Il merito professionale si sta sempre più rivelando uno dei totem del governo gialloverde composto da M5S e Lega. Anche nel pubblico impiego. Lo ha detto, con convinzione, la nuova ministra per la P.A, Giulia Bongiorno, nel corso del primo incontro tenuto con i sindacati, a palazzo Vidoni: la politica che si porterà avanti, ha detto, sarà quella dei “premi” laddove si “lavora bene”, anche perché un “dipendente pubblico più felice e più sereno ti cambia la vita”. E il principio vale sia per tutti: impiegati, quadri e dirigenti.
La Buongiorno, in linea con il collega dell’Istruzione, Marco Bussetti, non ha alcuna intenzione di attuare una “riforma epocale” nella P.A.: ma leggi e decreti, riassume l’Ansa, non mancheranno.
E ciò nonostante le difficoltà che deriverebbero da “un’eredità pesante”. Per ora non c’è un piano di lavoro dettagliato ma la direzione è chiara.
Cgil, Cisl e Uil hanno subito posto il loro elenco di priorità, tra cui spicca la richiesta di rinnovo dei contratti. Può sembrare un paradosso, ma la tornata appena chiusa sarà presto superata. Dal 2019 scatta, infatti, il nuovo triennio.
Questo significa altre risorse. Di certo, per finanziare gli aumenti stipendiali, dalla scuola alla sanità, ce ne vogliono e il budget deve essere previsto in manovra. Una partita che si giocherà ad ottobre e sui cui la ministra assicura: “spingerò”.
I sindacati però vogliono anche altro, la Cgil con Serena Sorrentino e Franco Martini chiede “il varo di un piano straordinario per l’occupazione nella P.A che vada oltre lo sblocco del turnover”, visto che non basterebbe a colmare il vuoto lasciato dai pensionamenti.
La Uil con Antonio Foccillo ricorda che c’è da mettere su “la commissione paritetica per le nuove professionalità”. Una task force che dovrebbe ridisegnare la geografia del pubblico impiego. In generale, per Ignazio Ganga della Cisl occorre “ripensare il lavoratore pubblico come risorsa per uno Stato efficiente”.

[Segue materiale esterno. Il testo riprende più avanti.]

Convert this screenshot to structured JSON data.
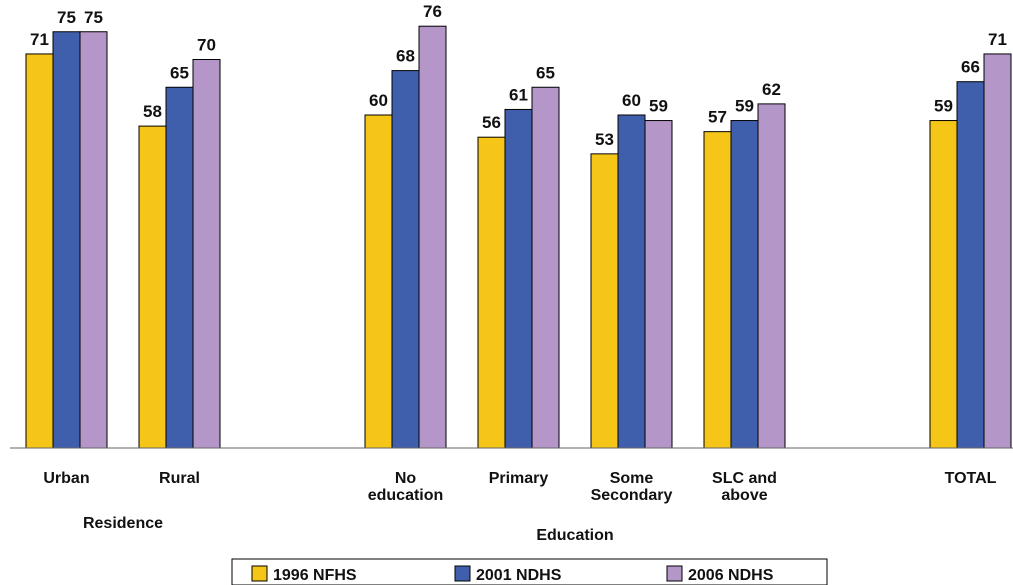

Sulla stessa linea Massimo Battaglia della Confsal, che per i travet domanda “non solo soldi ma anche rispetto”.
Al tavolo del 27 luglio, c’era anche Marcello Pacifico, di Anief-Cisal, che ha chiesto di “salvare l’istruzione dal tracollo” con “profondi interventi su precariato, stipendi, organici e mobilità”.
La Cgs raccomanda invece prudenza sugli interventi che riguardano la mobilità dei lavoratori. Al tavolo erano anche presenti,infine, le rappresentanze dei dirigenti, a partire da Unadis, che aspettano ancora di siglare il contratto 2016-2018 e per i quali si prospettano cifre non esaltanti.
L’ultima notazione è sulla scuola. Cosa significherebbe in termini pratici, per docenti e Ata, introdurre il merito professionale? Perché con gli aumenti arrivati, dopo nove anni di blocco stipendiale, i compensi mensili si sono mossi in avanti davvero di poco: gli 85 euro lordi medi si sono trasformati in una cinquantina di euro scarsi netti testa. Davvero poco.
Ecco, quindi che il merito professionale potrebbe rappresentare una via alternativa per incrementare le buste paga. Comunque la si metta, tuttavia, occorrono finanziamenti pesanti. Perché con i pochi milioni di euro previsti dalla Buona Scuola, quest’anno sono stati assegnati in media, ai due docenti su tre prescelti, tra i 200 e i 300 euro annui lordi cadauno. Con effetti reali, spalmati sui 12 mesi, di una cifra che varia tra i 10 e i 20 euro a testa al mese in busta paga.
A questi si sono potuti aggiungere gli “spiccioli” derivanti dal Fis. Anzi, per gli Ata, sono arrivati solo quelli.
Se questo è il giusto premio al merito, per avere preso in consegna responsabilità non indifferenti, progetti, funzioni, coordinamenti e quant’altro, allora non ci siamo proprio.